Rani chuckles and sighs. There is a heaviness to her sighing that is palpable even here in the dank dark. As if she is carrying the weight of the world on her shoulders.

“Everything happens, in the end, for a reason. One thing leads to the next, even if we can’t see it. I’ve long thought this, but it’s not always a pleasant thought.”

“If you’re right, I mean, it’s kind of comforting, isn’t it?” I ask.

“Only if you’re on the ‘right’ side of it,” she murmurs, and that heaviness is in her voice again.

She’s talking about her people, the Urr’ki. They’ve been retreating from the Zmaj for a long time. At war for generations. A war that they have been consistently losing. But maybe, just maybe, I bring hope. Or more specifically Rosalind does, I’m just a cog in a much bigger machine.

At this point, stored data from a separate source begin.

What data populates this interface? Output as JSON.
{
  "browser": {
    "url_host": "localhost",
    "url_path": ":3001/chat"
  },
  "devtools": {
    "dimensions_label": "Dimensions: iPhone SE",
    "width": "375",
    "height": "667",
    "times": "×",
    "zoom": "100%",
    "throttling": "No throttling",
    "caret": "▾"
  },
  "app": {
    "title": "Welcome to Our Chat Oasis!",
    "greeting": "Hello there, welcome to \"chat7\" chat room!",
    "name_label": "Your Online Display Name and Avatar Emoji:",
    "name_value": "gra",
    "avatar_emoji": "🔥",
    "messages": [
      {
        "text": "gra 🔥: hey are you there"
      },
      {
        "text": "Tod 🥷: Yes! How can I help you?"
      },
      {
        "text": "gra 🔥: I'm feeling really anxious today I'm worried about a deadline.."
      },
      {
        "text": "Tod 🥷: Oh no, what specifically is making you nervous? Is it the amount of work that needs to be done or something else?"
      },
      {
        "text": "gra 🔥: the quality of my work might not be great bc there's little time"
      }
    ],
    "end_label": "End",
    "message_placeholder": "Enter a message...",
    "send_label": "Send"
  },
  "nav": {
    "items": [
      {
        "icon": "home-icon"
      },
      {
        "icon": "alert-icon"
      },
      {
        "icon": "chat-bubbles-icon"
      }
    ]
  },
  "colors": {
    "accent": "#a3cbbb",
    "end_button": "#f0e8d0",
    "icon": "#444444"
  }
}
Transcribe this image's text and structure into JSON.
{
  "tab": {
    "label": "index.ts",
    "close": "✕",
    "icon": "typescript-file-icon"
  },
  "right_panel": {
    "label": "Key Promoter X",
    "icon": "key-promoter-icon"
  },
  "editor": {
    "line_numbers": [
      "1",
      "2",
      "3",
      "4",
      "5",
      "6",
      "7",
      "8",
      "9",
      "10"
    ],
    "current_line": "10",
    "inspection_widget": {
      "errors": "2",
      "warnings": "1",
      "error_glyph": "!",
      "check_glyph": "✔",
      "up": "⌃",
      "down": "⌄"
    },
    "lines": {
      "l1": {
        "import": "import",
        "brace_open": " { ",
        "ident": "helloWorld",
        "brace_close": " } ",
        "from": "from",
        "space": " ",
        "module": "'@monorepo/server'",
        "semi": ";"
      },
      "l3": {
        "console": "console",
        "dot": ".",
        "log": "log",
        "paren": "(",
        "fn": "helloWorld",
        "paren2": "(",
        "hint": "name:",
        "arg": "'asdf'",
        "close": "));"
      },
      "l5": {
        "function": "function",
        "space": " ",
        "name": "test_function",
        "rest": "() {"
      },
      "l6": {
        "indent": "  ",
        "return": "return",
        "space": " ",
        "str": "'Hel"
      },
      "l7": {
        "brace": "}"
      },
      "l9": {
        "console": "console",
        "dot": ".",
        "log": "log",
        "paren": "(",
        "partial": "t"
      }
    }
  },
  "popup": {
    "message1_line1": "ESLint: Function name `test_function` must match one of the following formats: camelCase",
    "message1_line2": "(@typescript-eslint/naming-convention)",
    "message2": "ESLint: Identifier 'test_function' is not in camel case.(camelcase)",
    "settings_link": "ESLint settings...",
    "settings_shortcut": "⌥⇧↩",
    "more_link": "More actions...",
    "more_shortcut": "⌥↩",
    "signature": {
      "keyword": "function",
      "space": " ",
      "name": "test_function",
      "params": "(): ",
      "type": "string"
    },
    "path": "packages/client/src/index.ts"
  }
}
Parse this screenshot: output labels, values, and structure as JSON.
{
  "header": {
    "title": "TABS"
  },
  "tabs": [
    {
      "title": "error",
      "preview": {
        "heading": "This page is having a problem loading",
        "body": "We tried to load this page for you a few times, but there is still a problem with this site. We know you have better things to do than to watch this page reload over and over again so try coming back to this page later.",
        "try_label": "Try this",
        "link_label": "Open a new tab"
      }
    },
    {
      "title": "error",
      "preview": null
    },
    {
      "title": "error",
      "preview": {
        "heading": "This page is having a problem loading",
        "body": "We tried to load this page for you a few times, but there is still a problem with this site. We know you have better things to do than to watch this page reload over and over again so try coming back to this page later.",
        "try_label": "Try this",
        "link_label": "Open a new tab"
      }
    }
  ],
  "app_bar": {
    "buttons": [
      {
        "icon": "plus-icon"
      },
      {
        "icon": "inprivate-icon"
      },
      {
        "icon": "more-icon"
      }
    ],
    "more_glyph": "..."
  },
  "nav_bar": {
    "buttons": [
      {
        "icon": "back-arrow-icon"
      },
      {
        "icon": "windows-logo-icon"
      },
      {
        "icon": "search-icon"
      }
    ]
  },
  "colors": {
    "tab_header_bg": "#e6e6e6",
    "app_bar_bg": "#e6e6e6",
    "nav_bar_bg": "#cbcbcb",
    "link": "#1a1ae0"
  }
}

“Your people have lost a lot,” I say.

“Yes,” she agrees. “That is one way to put it.”

“Why only one way?”

“Some things are inevitable,” she says. “We made many mistakes and now we pay the price for them. Good and bad.”

“That’s grim,” I say.

“Yes, but it’s also freeing. As I said, I see now, more than ever, that Tajss provides.”

I think about this and try to wrap my head around it. She is talking on a massive scale, but the most I can really grasp is Dilacs and myself. The series of choices, chances really, that had to happen for the two of us to find each other. Looking at it that way, it should be impossible. The odds of us even bumping into each other are astronomical.

What other logic is there to think then that something, somehow, pushes things at least a little bit in one direction or another?

“You haven’t told me your story,” I say.